Ludwig Van Beethoven
Life Stories for Young People
Translated from the German of Franz Hoffmann
BY GEORGE P. UPTON Translator of “Memories,” etc.
THIRD PRINTING
CHICAGO A. C. McCLURG & CO. 1910
Copyright A. C. McClurg & Co. 1904 Published October 1, 1904
THE UNIVERSITY PRESS CAMBRIDGE, U. S. A.
The life-story of Beethoven, contained in these pages, is a résumé of the events of his childhood and youth, those of his maturer years being merely indicated in order to give symmetry to the narrative. It covers just that period of his life in which young readers are likely to be interested. Those who have the leisure and inclination to study the details of his entire career will find them in the biographies of Schindler, Ries, Marx, Thayer, and others, but it is questionable whether any of these will bring the reader as closely to the actual man and musician as this little story. And this is so not only because it is a story, but because it is a story true to life, with actual, not imaginary, personages, set in a social, domestic, and musical environment which is accurately reproduced, and dealing with historical events which are correctly stated. In a strict sense, therefore, it is not fiction, far less is it rhapsody; and to this extent it is valuable not alone for facts charmingly set forth, but for effects which are realistic and which seem to bring the actual Beethoven before the reader. It is the story of a sad struggle against obstacles which sometimes appeared almost insuperable; but its lesson for youth is the reward of world-wide fame which followed the exercise of industry, courage, honesty, self-respect, and self-devotion to his calling.
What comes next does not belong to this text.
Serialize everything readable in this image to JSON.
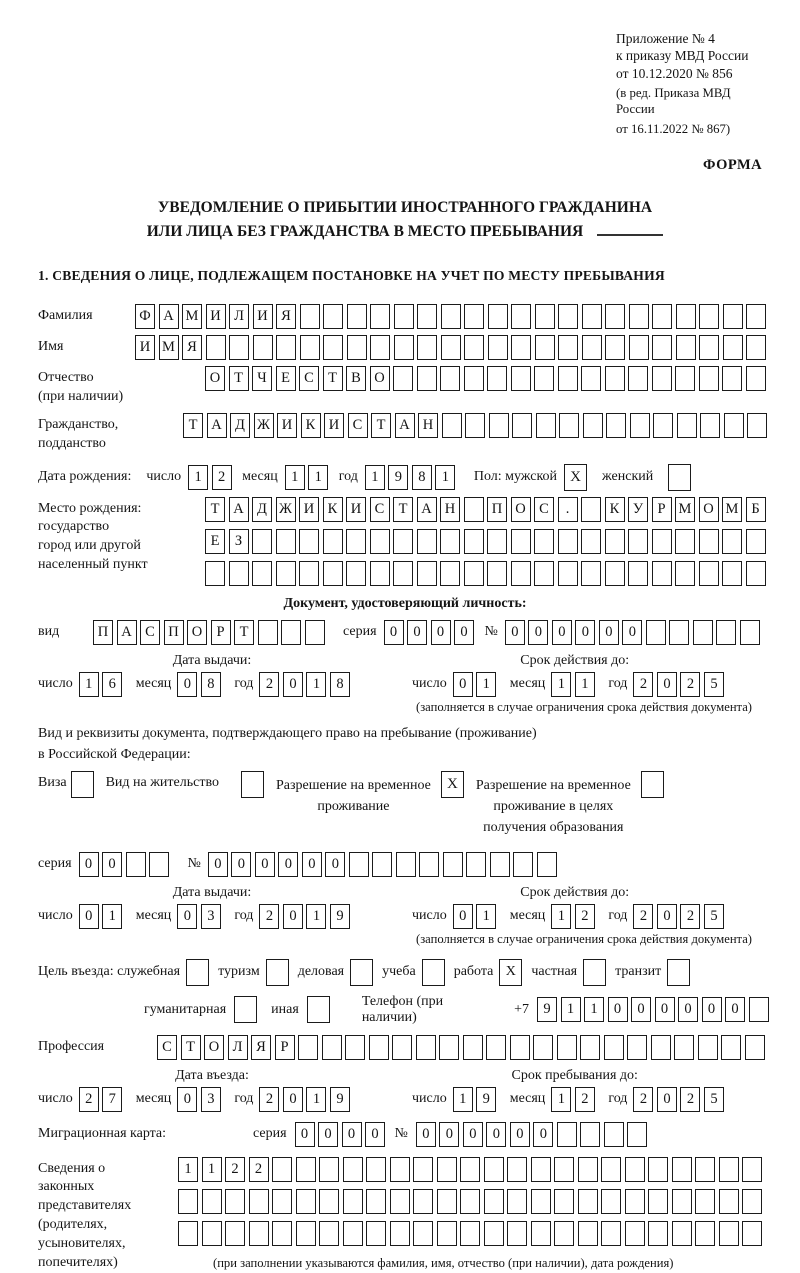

The translator has endeavored to reproduce the story in an English setting without sacrificing its charming German characteristics.
G. P. U.
Chicago, September 1, 1904.
December days are not usually considered the most agreeable or most comfortable days of the year, but no December day could have been more disagreeable or uncomfortable than the seventeenth of that month in 1774. A dense, almost impenetrable fog enveloped that afternoon the city of Bonn on the Rhine, and the country for miles around, in a cold, gray veil of mist, through which hardly a ray of sunshine could find its way. A fine rain, mingled with occasional flakes of snow, drizzled through the fog and made the pavements slippery and filthy. Everything one looked upon, whether animate or inanimate, seemed disagreeable. The sky was disagreeable. Disagreeably the trees and shrubs in avenues and gardens shook their leafless branches to free them from the frozen raindrops which weighed them down. The houses in the street were disagreeable, and their usually attractive and brightly lighted windows appeared that day most inhospitable. Disagreeably and sullenly the rooks sat upon the roof-tops, and the sparrows themselves, usually the sauciest and jolliest companions among the feathered folk, fluttered about anxiously, deserted each other, and sought the warmest and driest little nooks in the cornices, or near a warm chimney, without any concern for the rest of the world. If two acquaintances met on the street, the one greeted the other with a woe-begone countenance. Everything seemed depressed and disagreeable—the huckster women in the market, the sentries at their posts, the few pedestrians on the promenade, and the few faces which appeared here and there at the darkened windows and looked with lonesome gaze into the tedious, gray, dense, cold fog.